Abstract
Neuron reconstruction can provide the quantitative data required for measuring the neuronal morphology and is crucial in the field of brain research. However, the difficulty in reconstructing packed neuritis, wherein massive labor is required for accurate reconstruction in most cases, has not been resolved. In this work, we provide a fundamental pathway for solving this challenge by proposing the use of the super-resolution segmentation network (SRSNet) that builds the mapping of the neurites in the original neuronal images and their segmentation in a higher-resolution space. SRSNet focuses on enlarging the distances between the boundaries of the packed neurites producing the high-resolution segmentation images. Thus, in the construction of the training datasets, only the traced skeletons of neurites are required, which vastly increase the usability of SRSNet. From the results of the experiments conducted in this work, it has been observed that SRSNet achieves accurate reconstruction of packed neurites where the other state-of-the-art methods fail.
Introduction
A neuron cell is the basic structural unit in neuronal circuits [1]. Observing and measuring the neuronal morphology plays a vital role in the field of brain research [2]. A series of advances in the optical imaging and molecular labeling techniques have enabled us to observe an almost complete neuronal morphology with sub-cellular resolution and have pushed the understanding of neuronal anatomy to a new level [3–5]. However, improvements to the measurements of the observed structure can still be done. This is because the difficulties that occur in reconstructing dense neurites, which is an indispensable ingredient in the measurement of neuronal morphology, has not been resolved satisfactorily, and many reconstruction errors require manual revision.

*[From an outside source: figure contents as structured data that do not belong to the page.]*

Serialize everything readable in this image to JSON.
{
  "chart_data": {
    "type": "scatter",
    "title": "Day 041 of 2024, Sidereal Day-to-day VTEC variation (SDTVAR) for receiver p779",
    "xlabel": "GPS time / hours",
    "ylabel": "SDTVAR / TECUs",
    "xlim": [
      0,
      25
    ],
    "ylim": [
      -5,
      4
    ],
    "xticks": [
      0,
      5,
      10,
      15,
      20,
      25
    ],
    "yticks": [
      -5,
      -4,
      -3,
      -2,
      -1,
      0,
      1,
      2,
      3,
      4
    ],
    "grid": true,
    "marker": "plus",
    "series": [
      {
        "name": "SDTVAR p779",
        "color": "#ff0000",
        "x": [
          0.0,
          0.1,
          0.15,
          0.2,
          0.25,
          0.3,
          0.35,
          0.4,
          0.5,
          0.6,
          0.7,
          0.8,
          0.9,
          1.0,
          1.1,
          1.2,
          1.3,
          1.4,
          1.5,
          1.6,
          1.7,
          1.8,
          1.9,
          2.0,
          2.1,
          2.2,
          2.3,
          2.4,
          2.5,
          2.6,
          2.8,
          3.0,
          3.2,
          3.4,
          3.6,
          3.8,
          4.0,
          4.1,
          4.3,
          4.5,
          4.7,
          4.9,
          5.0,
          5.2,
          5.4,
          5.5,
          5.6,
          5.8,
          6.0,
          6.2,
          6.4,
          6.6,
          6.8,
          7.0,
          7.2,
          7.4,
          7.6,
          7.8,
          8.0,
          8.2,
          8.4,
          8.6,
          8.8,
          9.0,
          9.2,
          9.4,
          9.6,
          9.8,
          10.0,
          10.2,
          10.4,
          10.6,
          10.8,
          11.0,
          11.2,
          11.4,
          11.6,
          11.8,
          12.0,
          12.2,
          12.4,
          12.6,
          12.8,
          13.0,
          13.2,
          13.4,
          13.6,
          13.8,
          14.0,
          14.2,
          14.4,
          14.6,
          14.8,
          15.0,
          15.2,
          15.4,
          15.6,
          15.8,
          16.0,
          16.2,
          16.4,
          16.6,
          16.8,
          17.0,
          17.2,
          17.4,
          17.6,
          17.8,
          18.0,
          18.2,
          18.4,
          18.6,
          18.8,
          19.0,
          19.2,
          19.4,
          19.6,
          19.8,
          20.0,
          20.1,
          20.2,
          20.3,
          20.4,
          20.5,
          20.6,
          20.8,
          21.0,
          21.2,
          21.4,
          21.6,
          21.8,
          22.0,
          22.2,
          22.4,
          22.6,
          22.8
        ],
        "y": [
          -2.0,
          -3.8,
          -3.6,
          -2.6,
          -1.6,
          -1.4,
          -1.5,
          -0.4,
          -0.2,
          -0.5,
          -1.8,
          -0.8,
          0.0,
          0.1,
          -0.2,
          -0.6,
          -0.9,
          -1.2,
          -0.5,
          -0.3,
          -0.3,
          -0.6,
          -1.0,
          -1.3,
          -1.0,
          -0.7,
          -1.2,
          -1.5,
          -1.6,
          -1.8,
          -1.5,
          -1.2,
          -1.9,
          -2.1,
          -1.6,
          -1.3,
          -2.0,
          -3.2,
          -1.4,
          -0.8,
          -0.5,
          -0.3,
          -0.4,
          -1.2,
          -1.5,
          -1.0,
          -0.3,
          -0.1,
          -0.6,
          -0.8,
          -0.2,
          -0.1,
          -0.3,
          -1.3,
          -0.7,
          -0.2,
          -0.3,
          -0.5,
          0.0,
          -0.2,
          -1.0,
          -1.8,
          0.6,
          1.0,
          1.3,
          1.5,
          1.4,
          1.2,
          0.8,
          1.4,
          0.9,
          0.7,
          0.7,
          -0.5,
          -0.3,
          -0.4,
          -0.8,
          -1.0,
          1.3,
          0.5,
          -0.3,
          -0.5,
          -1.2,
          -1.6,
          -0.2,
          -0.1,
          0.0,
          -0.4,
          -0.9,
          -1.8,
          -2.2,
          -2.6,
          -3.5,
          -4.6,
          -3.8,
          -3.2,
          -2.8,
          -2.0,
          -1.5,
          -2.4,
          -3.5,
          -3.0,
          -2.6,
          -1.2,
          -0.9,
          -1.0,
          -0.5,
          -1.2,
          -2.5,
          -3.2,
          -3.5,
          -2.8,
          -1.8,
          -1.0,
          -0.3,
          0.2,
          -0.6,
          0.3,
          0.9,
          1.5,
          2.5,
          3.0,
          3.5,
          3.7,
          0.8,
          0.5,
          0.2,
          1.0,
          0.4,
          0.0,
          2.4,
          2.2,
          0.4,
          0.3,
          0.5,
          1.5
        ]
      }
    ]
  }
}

The procedure of reconstructing dense neurites is an open question in the subject of neuronal image analysis. Its challenge originates from the following facts: A neurite and its nearest neighbors have a small distance between their boundaries and their structure thus creates confusion when using the currently available reconstruction methods. The crossover neurites form a variety of potential link patterns whose number increases exponentially with the number of neurites. This makes it difficult to identify the correct links in the crossover region. Furthermore, the effect of the point spread function, the variations in the image intensity and radius along the length of each neurite, and the inhomogeneous background worsen the reconstruction accuracy of dense neurites.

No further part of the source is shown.